Résumé de la décision
La requête de Mme A, visant à contester le classement sans suite de sa demande d'acquisition de la nationalité française, a été rejetée par le tribunal administratif. Mme A n'a pas fourni les documents requis pour compléter son dossier, malgré une mise en demeure de la préfecture. Le tribunal a jugé que le refus d'enregistrer une demande incomplète ne constitue pas une décision faisant grief, et par conséquent, la requête était manifestement irrecevable. La décision précise que Mme A peut soumettre une nouvelle demande via le téléservice Natali.
Arguments pertinents
1. Incomplétude du dossier : Le tribunal a constaté que Mme A n'avait pas ouvert le courriel l'invitant à fournir des documents complémentaires et n'avait pas soumis les pièces demandées, ce qui a conduit à la conclusion que sa demande était incomplète. Cela est en accord avec l'article 40 du décret n° 93-1362, qui stipule que "l'autorité peut, à tout moment de l'instruction de la demande, mettre en demeure le demandeur de produire les pièces complémentaires".

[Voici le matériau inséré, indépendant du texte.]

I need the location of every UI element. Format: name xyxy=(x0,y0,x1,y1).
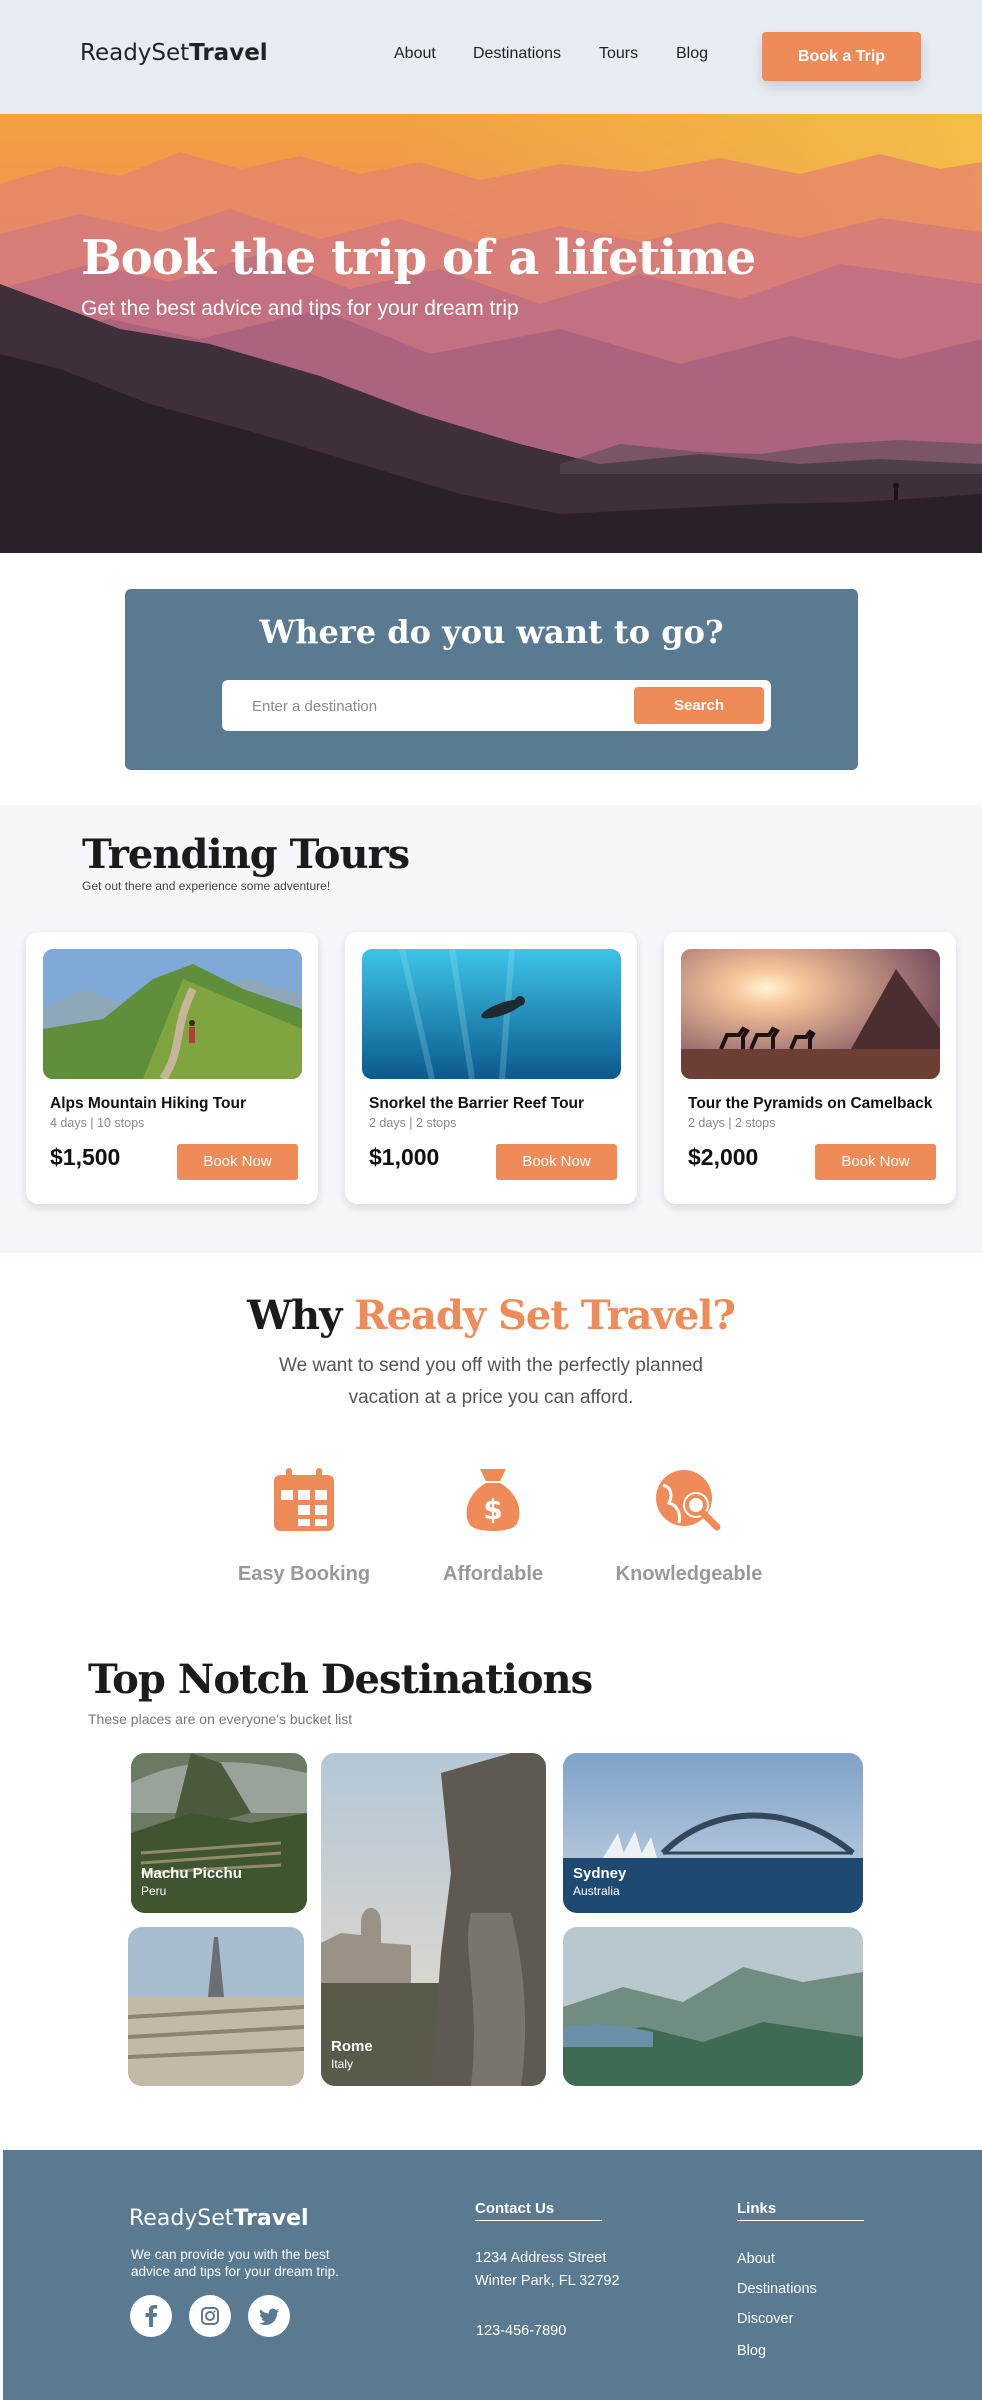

2. Absence de décision faisant grief : Le tribunal a affirmé que le refus d'enregistrer une demande incomplète ne constitue pas une décision susceptible de recours pour excès de pouvoir. Cela repose sur le principe que seules les décisions faisant grief peuvent être contestées, comme le précise l'article R. 222-1 du code de justice administrative.
3. Irrecevabilité de la requête : En vertu de l'article R. 222-1 du code de justice administrative, la requête de Mme A a été jugée manifestement irrecevable, car elle ne contenait pas l'exposé des moyens nécessaires à son examen.
Interprétations et citations légales
1. Décret n° 93-1362 - Article 40 : Cet article permet à l'autorité de demander des pièces complémentaires à tout moment de l'instruction. Il souligne l'importance de la complétude du dossier pour l'examen de la demande de naturalisation.
2. Code de justice administrative - Article R. 222-1 : Cet article permet aux présidents de formation de jugement de rejeter des requêtes manifestement irrecevables. La décision précise que "la juridiction n'est pas tenue d'inviter leur auteur à les régulariser", ce qui renforce l'idée que la responsabilité de la complétude du dossier incombe au demandeur.
3. Code de justice administrative - Article R. 411-1 : Cet article stipule que la requête doit contenir l'exposé des faits et des moyens. L'absence de moyens dans la requête de Mme A a conduit à son irrecevabilité, car elle ne pouvait pas régulariser sa demande après l'expiration du délai imparti.
En conclusion, la décision du tribunal administratif repose sur des principes clairs concernant la recevabilité des demandes administratives et l'importance de la complétude des dossiers, tout en offrant à Mme A la possibilité de soumettre une nouvelle demande.